Low mass planets in protoplanetary disks with net vertical magnetic fields: the Planetary Wake and Gap Opening

TL;DR

This study uses 3D MHD simulations to show that low mass planets can open gaps in protoplanetary disks with net vertical magnetic fields, challenging traditional viscous criteria and highlighting the role of magnetic fields in planet-disk interactions.

Contribution

It demonstrates that magnetic field transport enhances gap opening by low mass planets in MRI-turbulent disks, contrasting with viscous hydrodynamic models and emphasizing the importance of magnetic geometry.

Findings

Magnetic fields enable gap opening by low mass planets even without viscosity.

MRI turbulence leads to deeper, wider gaps compared to viscous HD disks with same stress.

Magnetic field geometry significantly influences gap formation and planet migration.

Abstract

We study wakes and gap opening by low mass planets in gaseous protoplanetary disks threaded by net vertical magnetic fields which drive magnetohydrodynamical (MHD) turbulence through the magnetorotational instabilty (MRI), using three dimensional simulations in the unstratified local shearing box approximation.
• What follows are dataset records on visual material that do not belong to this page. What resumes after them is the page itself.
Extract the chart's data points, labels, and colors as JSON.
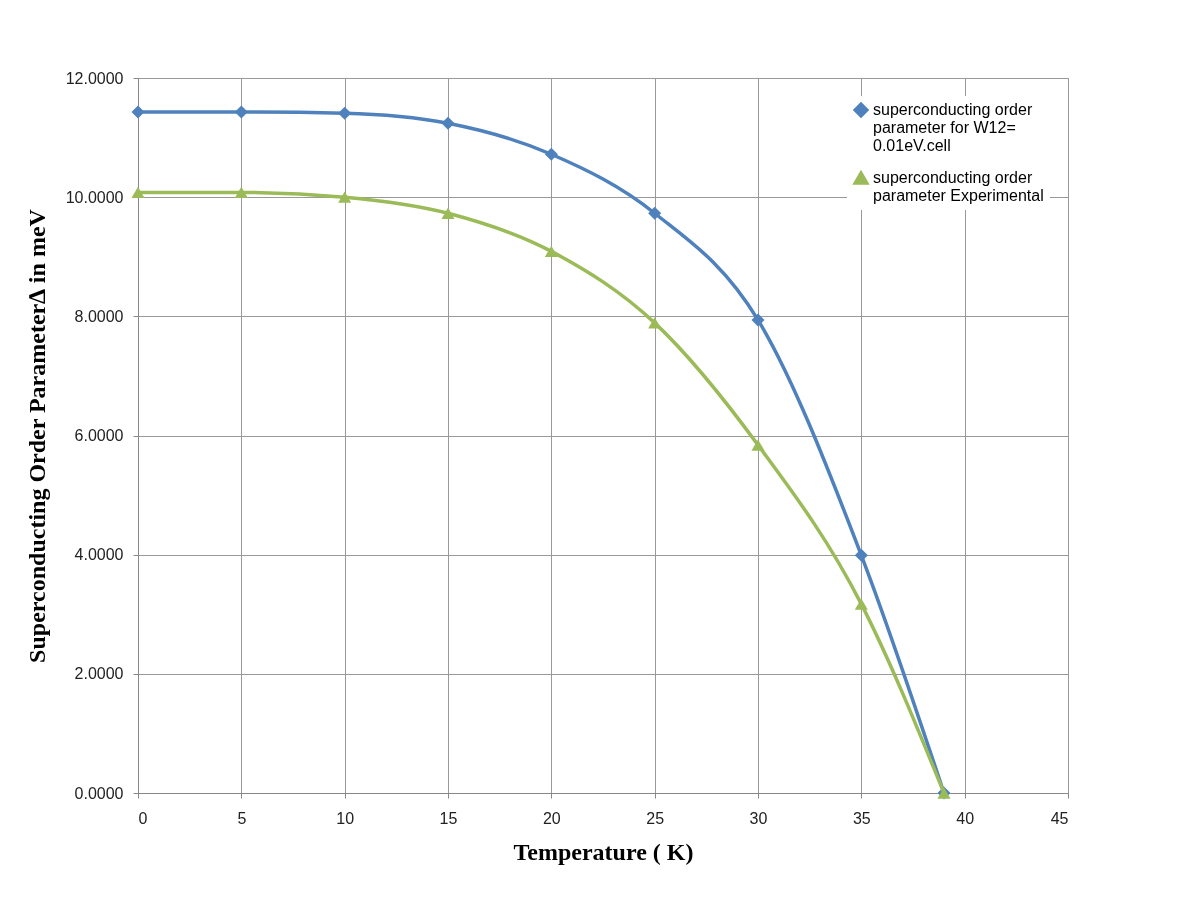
{
  "chart_data": {
    "type": "line",
    "xlabel": "Temperature ( K)",
    "ylabel": "Superconducting Order Parameter∆ in meV",
    "x": [
      0,
      5,
      10,
      15,
      20,
      25,
      30,
      35,
      39
    ],
    "series": [
      {
        "name": "superconducting order parameter for W12= 0.01eV.cell",
        "color": "#4f81bd",
        "marker": "diamond",
        "values": [
          11.43,
          11.43,
          11.41,
          11.24,
          10.72,
          9.73,
          7.94,
          3.99,
          0
        ]
      },
      {
        "name": " superconducting order parameter Experimental",
        "color": "#9bbb59",
        "marker": "triangle",
        "values": [
          10.08,
          10.08,
          10.0,
          9.73,
          9.09,
          7.89,
          5.84,
          3.17,
          0
        ]
      }
    ],
    "xlim": [
      0,
      45
    ],
    "xticks": [
      0,
      5,
      10,
      15,
      20,
      25,
      30,
      35,
      40,
      45
    ],
    "ylim": [
      0,
      12
    ],
    "yticks": [
      {
        "value": 0,
        "label": "0.0000"
      },
      {
        "value": 2,
        "label": "2.0000"
      },
      {
        "value": 4,
        "label": "4.0000"
      },
      {
        "value": 6,
        "label": "6.0000"
      },
      {
        "value": 8,
        "label": "8.0000"
      },
      {
        "value": 10,
        "label": "10.0000"
      },
      {
        "value": 12,
        "label": "12.0000"
      }
    ],
    "grid": true,
    "legend": "top right",
    "line_style": "solid"
  }
}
The wakes, which are excited by the planets, are damped by shocks similar to the wake damping in inviscid hydrodynamic (HD) disks. Angular momentum deposition by shock damping opens gaps in both MHD turbulent disks and inviscid HD disks even for low mass planets, in contradiction to the "thermal criterion" for gap opening. To test the "viscous criterion", we compared gap properties in MRI-turbulent disks to those in viscous HD disks having the same stress, and found that the same mass planet opens a significantly deeper and wider gap in net vertical flux MHD disks than in viscous HD disks. This difference arises due to the efficient magnetic field transport into the gap region in MRI disks, leading to a larger effective \alpha within the gap. Thus, across the gap, the Maxwell stress profile is smoother than the gap density profile, and a deeper gap is needed for the Maxwell stress gradient to balance the planetary torque density. We also confirmed the large excess torque close to the planet in MHD disks, and found that long-lived density features (termed zonal flows) produced by the MRI can affect planet migration. The comparison with previous results from net toroidal flux/zero flux MHD simulations indicates that the magnetic field geometry plays an important role in the gap opening process. Overall, our results suggest that gaps can be commonly produced by low mass planets in realistic protoplanetary disks, and caution the use of a constant \alpha-viscosity to model gaps in protoplanetary disks.